I’m sure if you stood on the footbridge and watched the stream for a while you’d see a passing Golden-ringed. Some picnic!
Taking the heath path opposite the car park towards Rhinefield Bridge I disturbed more or less the same, the Keeled in particular being represented by all ages and sexes in exceptional numbers.
Still early, I jumped off the path just before Rhinefield to explore the buttercup-strewn grassy water meadow on the east bank, finding several teneral male and female White-legged, along with yet more Small Red and the odd Southern.
Across the stream it was pretty much the same, with a lot more Keeled.
A mating pair of Silver-studded Blue butterflies offered an irresistible opportunity.
I saw my first Golden-ringed at around 10.00am, otherwise the activity over the water was restricted to Beautiful Demoiselles, Large Red and, yes, you’ve guessed it, more Keeled.
I headed west to my favourite part of the stream primarily in search of more White-legged, but just peacefully happy to be there. So peacefully happy I ditched the rucksack and just sat on the bank watching the activity for a while.
Further upstream I saw my one and only Scarce Blue-tailed of the day, in a flush further downstream than their usual place. Their usual place didn’t produce any, but there were a few normal Blue-tailed joining the Southern and Azure.
On the way back downstream I spotted a pair of Beautiful Demoiselles in tandem and followed their hap-hazard flight as they drifted across the lawn, flush and stream several times before choosing a place to complete the wheel in the meadow.
Just after I had the same thing happen with a pair of Keeled.
I was anxious to get some more White-legged photos, hopefully a pair in cop, but the best I could manage was tandem.
That’s three pairs in a row.

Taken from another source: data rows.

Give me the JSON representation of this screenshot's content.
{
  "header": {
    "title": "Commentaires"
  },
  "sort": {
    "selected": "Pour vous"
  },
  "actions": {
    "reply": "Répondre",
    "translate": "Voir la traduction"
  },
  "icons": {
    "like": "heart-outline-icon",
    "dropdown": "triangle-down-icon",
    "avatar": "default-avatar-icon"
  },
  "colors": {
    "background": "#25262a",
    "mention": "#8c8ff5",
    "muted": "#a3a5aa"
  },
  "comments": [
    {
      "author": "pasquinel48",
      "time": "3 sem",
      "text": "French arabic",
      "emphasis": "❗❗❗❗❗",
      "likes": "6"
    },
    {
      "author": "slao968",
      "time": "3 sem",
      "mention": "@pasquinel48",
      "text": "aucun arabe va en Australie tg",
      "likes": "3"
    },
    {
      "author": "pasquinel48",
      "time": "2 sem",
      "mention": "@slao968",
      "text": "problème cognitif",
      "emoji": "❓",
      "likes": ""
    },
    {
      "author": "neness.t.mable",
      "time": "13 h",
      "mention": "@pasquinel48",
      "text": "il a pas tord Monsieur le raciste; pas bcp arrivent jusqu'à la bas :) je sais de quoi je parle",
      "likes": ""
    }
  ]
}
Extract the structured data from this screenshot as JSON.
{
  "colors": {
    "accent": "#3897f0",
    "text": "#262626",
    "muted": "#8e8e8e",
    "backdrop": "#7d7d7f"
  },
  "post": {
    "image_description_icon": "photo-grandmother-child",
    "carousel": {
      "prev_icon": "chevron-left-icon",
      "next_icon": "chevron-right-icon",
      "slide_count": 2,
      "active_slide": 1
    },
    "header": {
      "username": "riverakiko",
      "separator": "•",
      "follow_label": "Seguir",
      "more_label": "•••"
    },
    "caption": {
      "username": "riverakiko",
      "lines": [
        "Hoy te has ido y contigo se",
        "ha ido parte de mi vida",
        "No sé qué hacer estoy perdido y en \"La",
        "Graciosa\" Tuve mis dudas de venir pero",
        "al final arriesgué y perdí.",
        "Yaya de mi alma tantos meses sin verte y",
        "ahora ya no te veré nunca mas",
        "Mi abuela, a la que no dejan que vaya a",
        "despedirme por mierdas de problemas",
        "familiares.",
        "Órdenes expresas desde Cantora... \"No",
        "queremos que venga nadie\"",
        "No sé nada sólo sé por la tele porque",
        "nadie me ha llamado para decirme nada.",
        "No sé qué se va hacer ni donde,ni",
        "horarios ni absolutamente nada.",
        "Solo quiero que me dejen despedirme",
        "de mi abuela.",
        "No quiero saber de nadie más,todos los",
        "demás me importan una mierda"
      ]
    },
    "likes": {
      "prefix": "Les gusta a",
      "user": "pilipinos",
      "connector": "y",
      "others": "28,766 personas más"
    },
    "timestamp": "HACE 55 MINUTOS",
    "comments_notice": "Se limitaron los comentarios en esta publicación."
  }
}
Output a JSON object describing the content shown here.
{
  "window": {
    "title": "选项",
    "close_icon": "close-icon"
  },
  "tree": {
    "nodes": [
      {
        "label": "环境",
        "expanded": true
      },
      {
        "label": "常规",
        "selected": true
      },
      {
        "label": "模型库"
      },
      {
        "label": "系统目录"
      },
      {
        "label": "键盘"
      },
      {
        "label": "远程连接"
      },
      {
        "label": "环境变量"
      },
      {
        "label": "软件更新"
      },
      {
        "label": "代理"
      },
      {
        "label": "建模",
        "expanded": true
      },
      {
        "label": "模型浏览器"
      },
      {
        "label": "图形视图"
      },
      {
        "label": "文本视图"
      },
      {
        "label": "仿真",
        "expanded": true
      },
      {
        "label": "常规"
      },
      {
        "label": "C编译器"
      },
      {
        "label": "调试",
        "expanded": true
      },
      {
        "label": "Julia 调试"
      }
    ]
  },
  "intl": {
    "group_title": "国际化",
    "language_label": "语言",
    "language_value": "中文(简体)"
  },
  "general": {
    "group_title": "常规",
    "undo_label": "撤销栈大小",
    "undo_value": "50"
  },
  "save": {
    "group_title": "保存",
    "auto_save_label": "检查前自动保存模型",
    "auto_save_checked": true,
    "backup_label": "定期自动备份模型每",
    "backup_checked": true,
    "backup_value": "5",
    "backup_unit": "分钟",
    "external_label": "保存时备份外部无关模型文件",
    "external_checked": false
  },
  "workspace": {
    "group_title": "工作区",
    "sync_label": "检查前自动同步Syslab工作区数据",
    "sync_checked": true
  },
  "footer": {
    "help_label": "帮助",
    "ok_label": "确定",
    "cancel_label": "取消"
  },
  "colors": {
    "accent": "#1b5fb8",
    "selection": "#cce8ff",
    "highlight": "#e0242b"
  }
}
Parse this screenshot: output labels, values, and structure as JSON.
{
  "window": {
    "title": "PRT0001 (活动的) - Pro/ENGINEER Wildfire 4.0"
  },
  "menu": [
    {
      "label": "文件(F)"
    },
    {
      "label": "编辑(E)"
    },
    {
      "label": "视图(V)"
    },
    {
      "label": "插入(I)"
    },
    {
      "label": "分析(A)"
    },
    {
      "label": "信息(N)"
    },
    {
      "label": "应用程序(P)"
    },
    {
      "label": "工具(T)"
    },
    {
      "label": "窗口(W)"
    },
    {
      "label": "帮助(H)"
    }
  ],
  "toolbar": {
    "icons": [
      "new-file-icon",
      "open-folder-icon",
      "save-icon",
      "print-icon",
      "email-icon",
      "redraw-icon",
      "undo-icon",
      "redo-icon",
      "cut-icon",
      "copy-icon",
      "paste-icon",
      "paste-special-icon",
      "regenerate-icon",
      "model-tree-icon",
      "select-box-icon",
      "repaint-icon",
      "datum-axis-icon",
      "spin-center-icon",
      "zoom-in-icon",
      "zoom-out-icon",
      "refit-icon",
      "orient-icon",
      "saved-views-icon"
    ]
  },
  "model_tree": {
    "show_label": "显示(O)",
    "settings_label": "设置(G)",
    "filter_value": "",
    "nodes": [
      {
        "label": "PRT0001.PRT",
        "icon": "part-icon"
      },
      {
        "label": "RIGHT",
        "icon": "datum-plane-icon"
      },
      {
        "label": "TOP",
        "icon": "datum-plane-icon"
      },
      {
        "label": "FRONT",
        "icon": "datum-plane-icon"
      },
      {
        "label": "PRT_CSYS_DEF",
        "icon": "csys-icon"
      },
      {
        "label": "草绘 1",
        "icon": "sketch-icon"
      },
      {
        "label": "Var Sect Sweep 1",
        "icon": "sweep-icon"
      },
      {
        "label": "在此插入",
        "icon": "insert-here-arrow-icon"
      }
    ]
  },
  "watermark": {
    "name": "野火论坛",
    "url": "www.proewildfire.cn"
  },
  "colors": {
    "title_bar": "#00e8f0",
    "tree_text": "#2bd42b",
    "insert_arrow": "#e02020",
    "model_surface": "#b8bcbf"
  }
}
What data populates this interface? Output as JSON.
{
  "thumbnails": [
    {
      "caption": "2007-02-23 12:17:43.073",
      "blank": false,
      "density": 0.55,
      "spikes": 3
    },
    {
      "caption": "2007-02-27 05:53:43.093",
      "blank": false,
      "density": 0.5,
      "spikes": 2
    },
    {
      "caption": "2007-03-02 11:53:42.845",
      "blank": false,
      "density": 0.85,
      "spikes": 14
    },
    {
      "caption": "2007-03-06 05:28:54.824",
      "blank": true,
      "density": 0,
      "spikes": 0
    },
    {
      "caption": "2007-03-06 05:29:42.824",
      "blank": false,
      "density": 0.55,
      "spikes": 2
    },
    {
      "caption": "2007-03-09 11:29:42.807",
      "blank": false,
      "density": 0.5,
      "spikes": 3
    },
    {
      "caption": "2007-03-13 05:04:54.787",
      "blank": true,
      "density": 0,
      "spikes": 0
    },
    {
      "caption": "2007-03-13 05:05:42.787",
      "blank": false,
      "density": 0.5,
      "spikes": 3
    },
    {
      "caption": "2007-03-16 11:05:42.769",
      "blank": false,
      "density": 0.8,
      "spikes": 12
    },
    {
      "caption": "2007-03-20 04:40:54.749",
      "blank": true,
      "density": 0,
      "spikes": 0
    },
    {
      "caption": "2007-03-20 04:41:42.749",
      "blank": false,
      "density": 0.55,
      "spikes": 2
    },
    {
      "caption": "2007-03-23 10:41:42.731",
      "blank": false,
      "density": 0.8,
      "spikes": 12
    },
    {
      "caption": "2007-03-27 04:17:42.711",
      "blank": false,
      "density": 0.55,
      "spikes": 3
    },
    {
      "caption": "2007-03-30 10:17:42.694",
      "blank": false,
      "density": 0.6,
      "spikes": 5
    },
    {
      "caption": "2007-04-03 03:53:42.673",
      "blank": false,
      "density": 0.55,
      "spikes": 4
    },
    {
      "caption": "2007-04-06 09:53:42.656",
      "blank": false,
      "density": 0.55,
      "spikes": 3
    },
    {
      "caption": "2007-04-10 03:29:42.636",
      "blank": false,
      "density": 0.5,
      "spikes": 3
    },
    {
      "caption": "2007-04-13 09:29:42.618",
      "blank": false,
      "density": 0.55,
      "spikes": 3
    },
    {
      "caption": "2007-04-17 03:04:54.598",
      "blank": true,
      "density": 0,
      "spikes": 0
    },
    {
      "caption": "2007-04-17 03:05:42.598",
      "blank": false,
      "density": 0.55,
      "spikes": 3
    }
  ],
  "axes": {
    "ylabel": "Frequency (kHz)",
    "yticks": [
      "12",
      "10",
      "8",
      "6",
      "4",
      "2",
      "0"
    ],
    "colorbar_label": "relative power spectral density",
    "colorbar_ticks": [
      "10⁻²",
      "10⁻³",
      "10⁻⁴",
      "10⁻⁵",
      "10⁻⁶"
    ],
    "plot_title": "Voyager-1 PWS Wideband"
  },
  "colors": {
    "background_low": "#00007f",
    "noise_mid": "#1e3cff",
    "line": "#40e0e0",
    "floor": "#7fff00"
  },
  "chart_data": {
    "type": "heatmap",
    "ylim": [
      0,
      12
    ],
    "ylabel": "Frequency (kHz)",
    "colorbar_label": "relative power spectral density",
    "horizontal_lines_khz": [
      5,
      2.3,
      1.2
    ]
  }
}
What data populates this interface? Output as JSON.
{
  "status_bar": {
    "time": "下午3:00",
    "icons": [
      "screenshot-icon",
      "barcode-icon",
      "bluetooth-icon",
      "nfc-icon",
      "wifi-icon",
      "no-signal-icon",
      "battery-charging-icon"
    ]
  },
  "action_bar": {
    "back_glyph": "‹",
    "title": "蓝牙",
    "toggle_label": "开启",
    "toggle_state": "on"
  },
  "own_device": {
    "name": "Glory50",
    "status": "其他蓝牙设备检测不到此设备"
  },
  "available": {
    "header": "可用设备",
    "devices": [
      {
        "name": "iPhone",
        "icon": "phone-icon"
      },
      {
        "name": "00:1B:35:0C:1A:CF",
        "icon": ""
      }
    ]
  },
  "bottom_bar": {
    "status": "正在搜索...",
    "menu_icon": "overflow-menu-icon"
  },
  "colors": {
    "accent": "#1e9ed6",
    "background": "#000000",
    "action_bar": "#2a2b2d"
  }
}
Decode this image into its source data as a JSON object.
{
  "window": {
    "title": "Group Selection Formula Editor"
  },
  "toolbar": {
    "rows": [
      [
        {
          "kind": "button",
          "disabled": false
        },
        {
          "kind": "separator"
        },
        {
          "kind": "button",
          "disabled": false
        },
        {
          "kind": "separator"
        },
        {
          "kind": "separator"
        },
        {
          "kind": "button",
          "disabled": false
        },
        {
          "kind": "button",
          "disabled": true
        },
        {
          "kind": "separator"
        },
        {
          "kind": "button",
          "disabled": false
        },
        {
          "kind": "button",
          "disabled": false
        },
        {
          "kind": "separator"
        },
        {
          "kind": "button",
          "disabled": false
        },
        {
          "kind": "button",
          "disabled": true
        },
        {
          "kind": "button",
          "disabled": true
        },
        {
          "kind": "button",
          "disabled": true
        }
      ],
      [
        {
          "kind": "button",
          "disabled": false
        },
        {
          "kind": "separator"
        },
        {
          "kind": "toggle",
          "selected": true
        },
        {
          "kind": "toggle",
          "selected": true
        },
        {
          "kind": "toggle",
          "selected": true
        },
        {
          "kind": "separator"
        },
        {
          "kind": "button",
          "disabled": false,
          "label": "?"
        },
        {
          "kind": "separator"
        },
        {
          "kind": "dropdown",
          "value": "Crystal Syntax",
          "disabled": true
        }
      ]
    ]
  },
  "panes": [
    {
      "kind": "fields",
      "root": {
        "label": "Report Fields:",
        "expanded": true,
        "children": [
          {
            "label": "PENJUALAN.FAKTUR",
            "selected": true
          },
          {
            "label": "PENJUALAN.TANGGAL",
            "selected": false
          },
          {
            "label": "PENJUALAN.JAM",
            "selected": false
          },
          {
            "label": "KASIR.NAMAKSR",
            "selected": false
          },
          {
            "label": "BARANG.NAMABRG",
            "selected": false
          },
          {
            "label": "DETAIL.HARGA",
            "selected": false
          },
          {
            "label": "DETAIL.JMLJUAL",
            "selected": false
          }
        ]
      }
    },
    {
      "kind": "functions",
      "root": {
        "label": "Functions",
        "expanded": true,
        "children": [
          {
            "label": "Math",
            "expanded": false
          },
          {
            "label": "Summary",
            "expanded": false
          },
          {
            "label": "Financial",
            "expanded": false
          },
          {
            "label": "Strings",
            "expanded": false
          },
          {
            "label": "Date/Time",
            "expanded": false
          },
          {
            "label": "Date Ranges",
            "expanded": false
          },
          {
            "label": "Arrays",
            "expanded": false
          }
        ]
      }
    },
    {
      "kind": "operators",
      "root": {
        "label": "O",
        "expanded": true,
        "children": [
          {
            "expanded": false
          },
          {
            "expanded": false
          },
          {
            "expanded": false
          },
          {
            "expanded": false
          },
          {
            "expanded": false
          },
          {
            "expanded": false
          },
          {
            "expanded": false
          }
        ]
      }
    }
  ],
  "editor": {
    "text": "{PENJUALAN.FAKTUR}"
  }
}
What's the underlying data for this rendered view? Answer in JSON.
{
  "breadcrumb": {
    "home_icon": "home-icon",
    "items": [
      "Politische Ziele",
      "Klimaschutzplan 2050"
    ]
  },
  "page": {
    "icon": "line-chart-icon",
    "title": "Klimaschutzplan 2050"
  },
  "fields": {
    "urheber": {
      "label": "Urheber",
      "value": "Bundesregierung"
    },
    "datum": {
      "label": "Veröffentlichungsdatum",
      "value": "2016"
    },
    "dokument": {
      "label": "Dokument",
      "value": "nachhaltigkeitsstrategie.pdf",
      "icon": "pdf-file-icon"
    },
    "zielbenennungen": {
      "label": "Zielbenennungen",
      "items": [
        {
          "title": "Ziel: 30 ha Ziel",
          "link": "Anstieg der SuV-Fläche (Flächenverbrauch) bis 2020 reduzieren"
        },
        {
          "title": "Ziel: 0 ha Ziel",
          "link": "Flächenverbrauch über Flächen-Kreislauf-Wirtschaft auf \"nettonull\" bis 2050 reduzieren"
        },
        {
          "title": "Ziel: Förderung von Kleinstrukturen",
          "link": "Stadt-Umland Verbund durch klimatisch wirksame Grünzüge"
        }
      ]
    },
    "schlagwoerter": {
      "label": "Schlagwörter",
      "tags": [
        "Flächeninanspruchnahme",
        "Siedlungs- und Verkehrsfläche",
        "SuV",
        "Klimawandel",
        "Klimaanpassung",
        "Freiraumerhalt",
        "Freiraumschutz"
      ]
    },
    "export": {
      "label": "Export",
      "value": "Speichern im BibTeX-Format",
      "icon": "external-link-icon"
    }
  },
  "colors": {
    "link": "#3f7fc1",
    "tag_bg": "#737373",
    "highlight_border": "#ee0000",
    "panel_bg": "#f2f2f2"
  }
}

Maybe I should take up poker!
A little further back downstream a male offered a decent opportunity.
A little further I took another stop on the bank, watching passing Southern, Large Red, White-legged, Beautiful Demoiselles, Broad-bodied Chasers and battling Keeled. One decided his patch wasn’t going to be taken away from him and he proved cooperative enough to attempt an in-flighter.
A passing Southern perched agreeably.
I could’ve, and should’ve, stayed in this spot all day. As it was I continued downstream and bumped into Paul Winters just past Rhinefield Bridge, where we were lucky enough to witness the pairing of Golden-ringed who promptly lifted together before completing their union 5 metres up a tree. Paul found them with his bins, but my eyesight couldn’t pick them out even with his optics, so a photo was out of the question.
We reluctantly parted our ways, me more from thirst than any other reason, but things pretty much died after that, except for a superb encounter with a Golden-ringed at one of my favourite crossing points
After quenching my thirst on more supplies from the car, I did a circuit of Silver Stream before moving on to Mill Lawn, which proved a bit of an anti-climax. Very few Beautiful Demoiselles parading the main stream, and only Southern, Small Red and Keeled occupying the flushes.
I really must consider my options and stay put in the future, which is exactly what I did do at Latchmore a few days later, after a weekend pause at the pond and Pennington.
So keep watching and I’ll endeavour to catch up, but allow me the time to make the most of the summer we deserve.